About the Data: The study describes its methodology as follows:

“The research comprised four component studies, employing a mix of methodologies in order to provide a complete picture of social media behavior related to TV viewing.

A quantitative study was conducted, by the Keller Fay Group, among a sample of more than 1,700 adults, ages 18 to 54. Respondents were asked to participate in a two-phase research exercise, first completing an online profiling survey and then a seven-day diary via use of a mobile-app from Nielsen Life360. They used the diary to “check in” and report on content, motivation and engagement levels, every time they came across a touchpoint relating to primetime television or late local news – while they were watching as well as when they were not watching. More than 25,000 “check-ins” were recorded by the respondents over this seven-day period.

Ethnographies were then conducted by Nielsen Life360 among a sub-segment of 200 heavy social-media users who charted their “Day in the Life” interactions via mobile app for an extra seven days, recording social media activity simultaneous with other media activity. To complete the ethnography, a group of 40 respondents from the primary quantitative phase charted all their social media and TV behavior for seven days using video cameras.

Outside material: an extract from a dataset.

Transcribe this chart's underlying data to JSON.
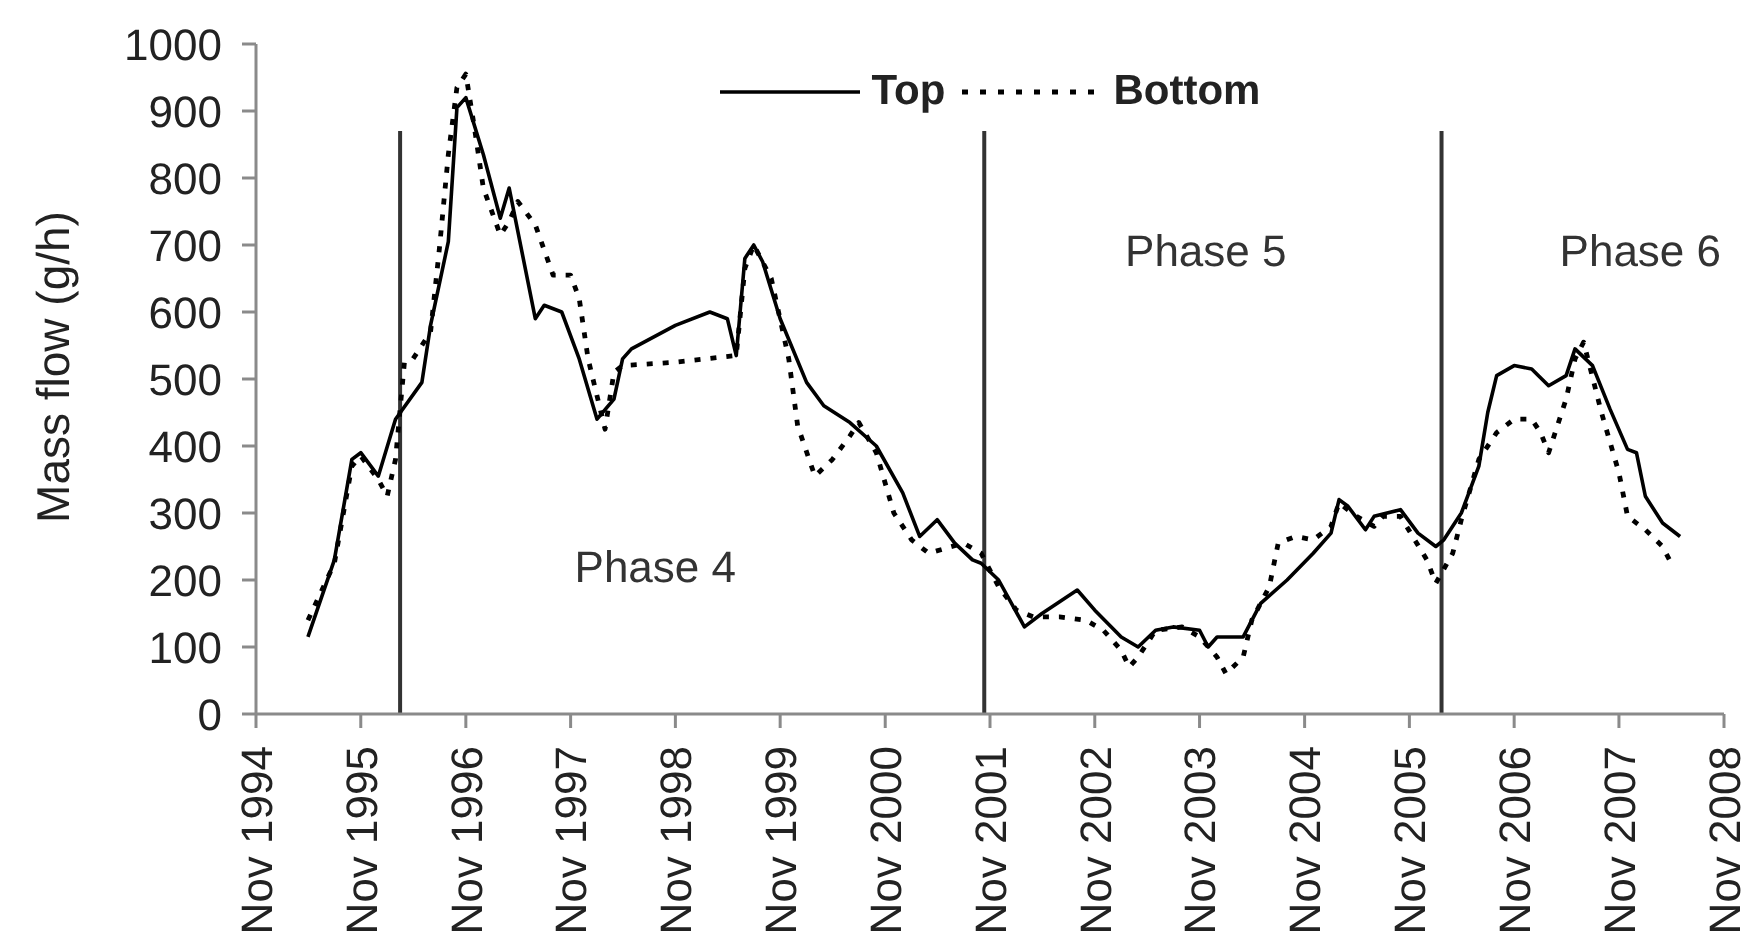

The social media analytics phase, under NM Incite, combined listening, analytics and insights to determine volume, trends and topics of conversation relating to nine different genres of TV programming.

The academic team has just concluded statistical modeling to determine the relative impact of social media on program viewing. The team integrated complex, extensive data sets and employed a choice modeling approach to develop additional learning.”